Marcus & Millichap has released its third-quarter 2012 apartment research market report—and the trends are all heading in the right direction. The in-depth analysis predicts that vacancy in the North Texas multifamily sector will end the year at 5.4 percent. As of midyear, vacancy had tightened to its lowest level on record since 2001.
Some compelling stats from the report:
• Employment: In 2012, Dallas-Fort Worth employment growth will reach 2.8 percent with the addition of 82,000 jobs, up from 1.9 percent last year. Acceleration will be attributable in part to a turnaround in the construction industry, which will add jobs for the first time since 2007.
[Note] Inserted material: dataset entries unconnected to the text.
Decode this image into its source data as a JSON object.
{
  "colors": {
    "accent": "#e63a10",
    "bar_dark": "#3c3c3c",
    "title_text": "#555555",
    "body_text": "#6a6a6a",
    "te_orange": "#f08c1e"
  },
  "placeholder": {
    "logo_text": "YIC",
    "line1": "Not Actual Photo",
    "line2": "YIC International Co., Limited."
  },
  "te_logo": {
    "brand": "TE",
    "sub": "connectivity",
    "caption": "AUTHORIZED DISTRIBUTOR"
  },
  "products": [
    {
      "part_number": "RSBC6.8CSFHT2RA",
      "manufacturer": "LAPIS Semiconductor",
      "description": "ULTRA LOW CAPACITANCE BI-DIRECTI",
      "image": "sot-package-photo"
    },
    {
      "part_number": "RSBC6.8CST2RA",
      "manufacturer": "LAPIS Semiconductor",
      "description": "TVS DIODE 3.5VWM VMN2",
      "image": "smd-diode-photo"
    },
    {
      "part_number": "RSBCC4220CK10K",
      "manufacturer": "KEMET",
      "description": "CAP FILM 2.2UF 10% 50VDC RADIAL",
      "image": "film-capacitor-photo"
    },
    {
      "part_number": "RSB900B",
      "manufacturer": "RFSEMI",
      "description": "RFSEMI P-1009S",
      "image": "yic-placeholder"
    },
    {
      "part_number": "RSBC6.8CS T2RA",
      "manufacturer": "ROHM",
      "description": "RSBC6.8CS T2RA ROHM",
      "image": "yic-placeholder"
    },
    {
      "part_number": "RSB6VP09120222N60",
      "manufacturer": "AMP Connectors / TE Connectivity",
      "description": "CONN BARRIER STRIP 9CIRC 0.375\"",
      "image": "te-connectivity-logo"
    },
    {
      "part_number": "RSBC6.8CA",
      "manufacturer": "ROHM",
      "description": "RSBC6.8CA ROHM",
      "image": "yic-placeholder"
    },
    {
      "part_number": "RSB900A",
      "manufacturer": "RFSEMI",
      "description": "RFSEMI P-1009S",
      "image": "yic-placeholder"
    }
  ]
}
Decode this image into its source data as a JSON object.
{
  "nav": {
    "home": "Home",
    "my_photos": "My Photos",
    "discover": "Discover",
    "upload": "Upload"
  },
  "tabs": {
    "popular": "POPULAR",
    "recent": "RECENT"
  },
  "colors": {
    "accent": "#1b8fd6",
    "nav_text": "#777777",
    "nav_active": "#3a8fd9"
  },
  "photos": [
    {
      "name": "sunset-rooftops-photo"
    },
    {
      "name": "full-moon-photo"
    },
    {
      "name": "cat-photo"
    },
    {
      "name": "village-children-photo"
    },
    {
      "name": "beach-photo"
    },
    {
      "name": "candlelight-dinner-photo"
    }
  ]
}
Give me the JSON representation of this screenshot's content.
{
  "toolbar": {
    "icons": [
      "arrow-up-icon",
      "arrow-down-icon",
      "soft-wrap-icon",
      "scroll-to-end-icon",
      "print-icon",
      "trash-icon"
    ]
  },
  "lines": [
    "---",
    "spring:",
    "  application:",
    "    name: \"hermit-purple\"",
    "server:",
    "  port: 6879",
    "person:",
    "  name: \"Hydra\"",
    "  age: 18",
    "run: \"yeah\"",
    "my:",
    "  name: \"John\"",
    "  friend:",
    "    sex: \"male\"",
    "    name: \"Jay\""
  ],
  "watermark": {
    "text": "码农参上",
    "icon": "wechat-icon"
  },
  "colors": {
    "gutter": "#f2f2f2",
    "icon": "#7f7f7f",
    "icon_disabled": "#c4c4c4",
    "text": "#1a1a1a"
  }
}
• Construction: Apartment completions will nearly triple in 2012, as approximately 8,100 units come online. Based on the rapidly expanding development pipeline, another dramatic increase in deliveries appears likely next year.
• Vacancy: The pace of vacancy improvement will slow through the second half as deliveries rise. Nonetheless, vacancy in North Texas will end the year at 5.4 percent, down 90 basis points from 2011.
• Rents: In 2012, asking rents will rise 3.4 percent to $823 per month. Effective rents will rise at a fast clip of 4.2 percent as owners pare concessions, pushing the average to $744 per month by year-end.
Other interesting nuggets from Marcus & Millichap:
• At midyear, approximately 12,500 apartments were under way in DFW, and another 30,000 units were planned or proposed. Next to the typical higher-growth areas, the Central Dallas submarket accounts for the largest share of planned units.
• The strongest rent gains in Dallas are occurring in the East and Oaklawn/Uptown/CBD submarkets. In the Fort Worth
area, the Grapevine and the Northwest submarkets outperformed others.
• With regard to multifamily property sales, transaction velocity rose 25 percent over the past 12 months. The most significant acceleration occurred in the 100- to 300-unit segment of the market, which is attracting a significant number of out-of-state and Canadian buyers.